Bibl. - Fonti principali sono: Giovanni Da Cermenate, Historia de situ... Ambrosianae urbis, a c. di L.A. Ferrai, in Fonti per la Storia d'Italia, 2, Roma 1889; Nicolò da Butrinto, Relatio de Heinrici VII imp. itinere italico, Innsbruck 1888; Anonimo ticinese, Liber de laudibus civitatis ticinensis, a c. di R. Maiocchi e F. Quintavalle, in Rer. Ital. Script.² XI 1, città di Castello 1903; oltre naturalmente alle altre cronache dell'area lombarda, specialmente piacentine e astigiane.

Molte notizie in G. Robolini, Notizie appartenenti alla storia della sua patria, Pavia 1825 ss. (specialmente IV I 59 ss.). Una buona sintesi è quella di P. Vaccari, P. nell'alto Medioevo e nell'Età Comunale, Pavia 1956, 89-105. Notevole per la storia dell'arte, ma semplice compilazione per la parte storica è C. Magenta, I Visconti e gli Sforza nel castello di P., Milano 1883, I 1-64 (e spec. 34). Per il culto di D.: D. Bianchi, Filippo da Reggio lettore di D. a P. e a Piacenza nel corso del sec. XIV, in " Boll. Soc. Pavese St. Patria " XXII (1922) 71-77.

Lingua. - L'esempio di P. è addotto in VE I IX 7 per chiarire la nozione, centrale nel trattato, dell'inevitabile mutamento delle lingue nel tempo, oltre che nello spazio; mutamento tale da rendere due fasi della parlata di una stessa città più remote fra loro che non le parlate di contemporanei anche lontanissimi nello spazio: omnis nostra loquela... nec durabilis nec continua esse potest, sed sicut alia quae nostra sunt, puta mores et habitus, per locorum temporumque distantias variari oportet.

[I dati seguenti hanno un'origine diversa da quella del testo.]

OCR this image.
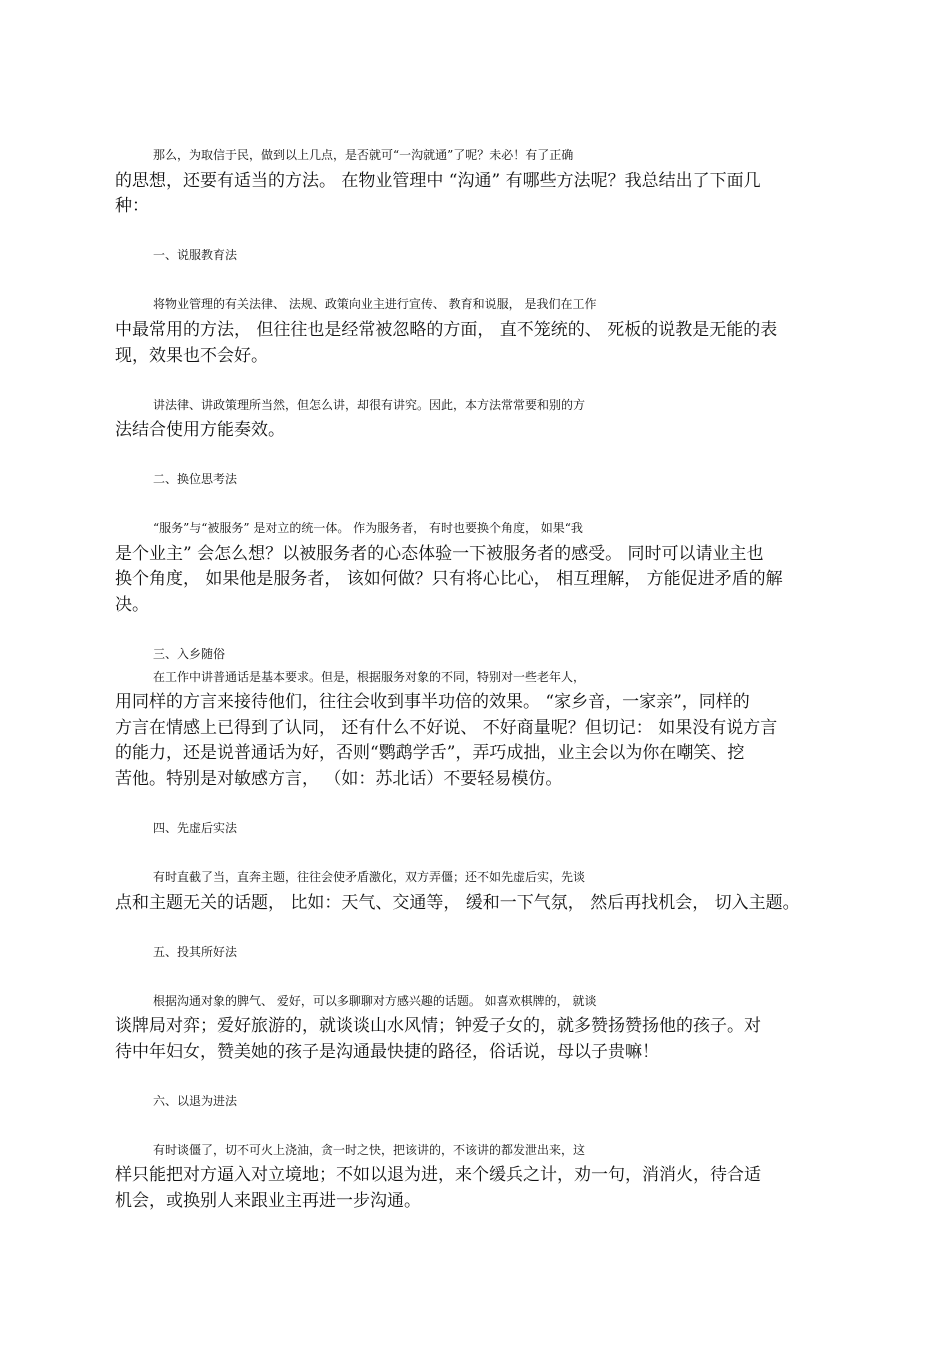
那么，为取信于民，做到以上几点，是否就可“一沟就通”了呢？未必！有了正确
的思想，还要有适当的方法。 在物业管理中 “沟通” 有哪些方法呢？我总结出了下面几
种：
一、说服教育法
将物业管理的有关法律、 法规、政策向业主进行宣传、 教育和说服， 是我们在工作
中最常用的方法， 但往往也是经常被忽略的方面， 直不笼统的、 死板的说教是无能的表
现，效果也不会好。
讲法律、讲政策理所当然，但怎么讲，却很有讲究。因此，本方法常常要和别的方
法结合使用方能奏效。
二、换位思考法
“服务”与“被服务” 是对立的统一体。 作为服务者， 有时也要换个角度， 如果“我
是个业主” 会怎么想？以被服务者的心态体验一下被服务者的感受。 同时可以请业主也
换个角度， 如果他是服务者， 该如何做？只有将心比心， 相互理解， 方能促进矛盾的解
决。
三、入乡随俗
在工作中讲普通话是基本要求。但是，根据服务对象的不同，特别对一些老年人，
用同样的方言来接待他们，往往会收到事半功倍的效果。 “家乡音，一家亲”，同样的
方言在情感上已得到了认同， 还有什么不好说、 不好商量呢？但切记： 如果没有说方言
的能力，还是说普通话为好，否则“鹦鹉学舌”，弄巧成拙，业主会以为你在嘲笑、挖
苦他。特别是对敏感方言， （如：苏北话）不要轻易模仿。
四、先虚后实法
有时直截了当，直奔主题，往往会使矛盾激化，双方弄僵；还不如先虚后实，先谈
点和主题无关的话题， 比如：天气、交通等， 缓和一下气氛， 然后再找机会， 切入主题。
五、投其所好法
根据沟通对象的脾气、 爱好，可以多聊聊对方感兴趣的话题。 如喜欢棋牌的， 就谈
谈牌局对弈；爱好旅游的，就谈谈山水风情；钟爱子女的，就多赞扬赞扬他的孩子。对
待中年妇女，赞美她的孩子是沟通最快捷的路径，俗话说，母以子贵嘛！
六、以退为进法
有时谈僵了，切不可火上浇油，贪一时之快，把该讲的，不该讲的都发泄出来，这
样只能把对方逼入对立境地；不如以退为进，来个缓兵之计，劝一句，消消火，待合适
机会，或换别人来跟业主再进一步沟通。
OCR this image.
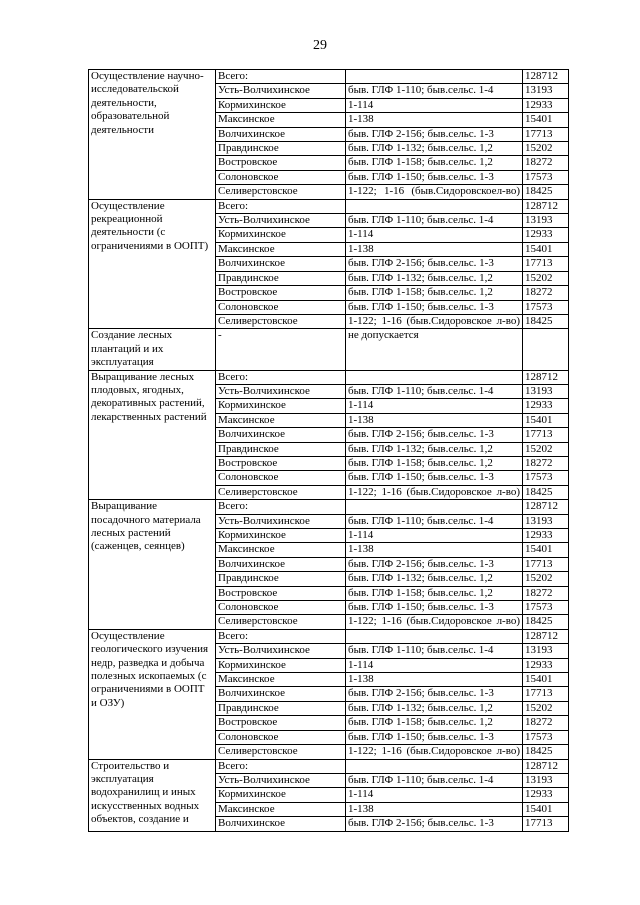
29
Осуществление научно-исследовательской деятельности, образовательной деятельности	Всего:		128712
	Усть-Волчихинское	быв. ГЛФ 1-110; быв.сельс. 1-4	13193
	Кормихинское	1-114	12933
	Максинское	1-138	15401
	Волчихинское	быв. ГЛФ 2-156; быв.сельс. 1-3	17713
	Правдинское	быв. ГЛФ 1-132; быв.сельс. 1,2	15202
	Востровское	быв. ГЛФ 1-158; быв.сельс. 1,2	18272
	Солоновское	быв. ГЛФ 1-150; быв.сельс. 1-3	17573
	Селиверстовское	1-122; 1-16 (быв.Сидоровскоел-во)	18425
Осуществление рекреационной деятельности (с ограничениями в ООПТ)	Всего:		128712
	Усть-Волчихинское	быв. ГЛФ 1-110; быв.сельс. 1-4	13193
	Кормихинское	1-114	12933
	Максинское	1-138	15401
	Волчихинское	быв. ГЛФ 2-156; быв.сельс. 1-3	17713
	Правдинское	быв. ГЛФ 1-132; быв.сельс. 1,2	15202
	Востровское	быв. ГЛФ 1-158; быв.сельс. 1,2	18272
	Солоновское	быв. ГЛФ 1-150; быв.сельс. 1-3	17573
	Селиверстовское	1-122; 1-16 (быв.Сидоровское л-во)	18425
Создание лесных плантаций и их эксплуатация	-	не допускается	
Выращивание лесных плодовых, ягодных, декоративных растений, лекарственных растений	Всего:		128712
	Усть-Волчихинское	быв. ГЛФ 1-110; быв.сельс. 1-4	13193
	Кормихинское	1-114	12933
	Максинское	1-138	15401
	Волчихинское	быв. ГЛФ 2-156; быв.сельс. 1-3	17713
	Правдинское	быв. ГЛФ 1-132; быв.сельс. 1,2	15202
	Востровское	быв. ГЛФ 1-158; быв.сельс. 1,2	18272
	Солоновское	быв. ГЛФ 1-150; быв.сельс. 1-3	17573
	Селиверстовское	1-122; 1-16 (быв.Сидоровское л-во)	18425
Выращивание посадочного материала лесных растений (саженцев, сеянцев)	Всего:		128712
	Усть-Волчихинское	быв. ГЛФ 1-110; быв.сельс. 1-4	13193
	Кормихинское	1-114	12933
	Максинское	1-138	15401
	Волчихинское	быв. ГЛФ 2-156; быв.сельс. 1-3	17713
	Правдинское	быв. ГЛФ 1-132; быв.сельс. 1,2	15202
	Востровское	быв. ГЛФ 1-158; быв.сельс. 1,2	18272
	Солоновское	быв. ГЛФ 1-150; быв.сельс. 1-3	17573
	Селиверстовское	1-122; 1-16 (быв.Сидоровское л-во)	18425
Осуществление геологического изучения недр, разведка и добыча полезных ископаемых (с ограничениями в ООПТ и ОЗУ)	Всего:		128712
	Усть-Волчихинское	быв. ГЛФ 1-110; быв.сельс. 1-4	13193
	Кормихинское	1-114	12933
	Максинское	1-138	15401
	Волчихинское	быв. ГЛФ 2-156; быв.сельс. 1-3	17713
	Правдинское	быв. ГЛФ 1-132; быв.сельс. 1,2	15202
	Востровское	быв. ГЛФ 1-158; быв.сельс. 1,2	18272
	Солоновское	быв. ГЛФ 1-150; быв.сельс. 1-3	17573
	Селиверстовское	1-122; 1-16 (быв.Сидоровское л-во)	18425
Строительство и эксплуатация водохранилищ и иных искусственных водных объектов, создание и	Всего:		128712
	Усть-Волчихинское	быв. ГЛФ 1-110; быв.сельс. 1-4	13193
	Кормихинское	1-114	12933
	Максинское	1-138	15401
	Волчихинское	быв. ГЛФ 2-156; быв.сельс. 1-3	17713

Nec dubitandum reor modo in eo quod diximus ‛ temporum ', sed potius opinamur tenendum: nam si alia nostra opera perscrutemur, multo magis discrepare videmur a vetustissimis concivibus nostris quam a coetaneis perlonginquis. Quapropter audacter testamur quod, si vetustissimi Papienses nunc resurgerent, sermone vario vel diverso cum [" dai "] modernis Papiensibus loquerentur.

Ragionamento e tipo di esemplificazione sono perfettamente analoghi a quelli di Cv I V 8-9, dove tuttavia non è tirata in campo alcuna città concreta.

Non convince nessuna delle ragioni variamente avanzate dagli studiosi per spiegare la scelta dantesca di P.: tanto meno l'ipotesi di un soggiorno di D. in quella città in epoca contemporanea o vicina alla stesura del De vulg. Eloquentia. Si tratterà di un esempio meramente casuale.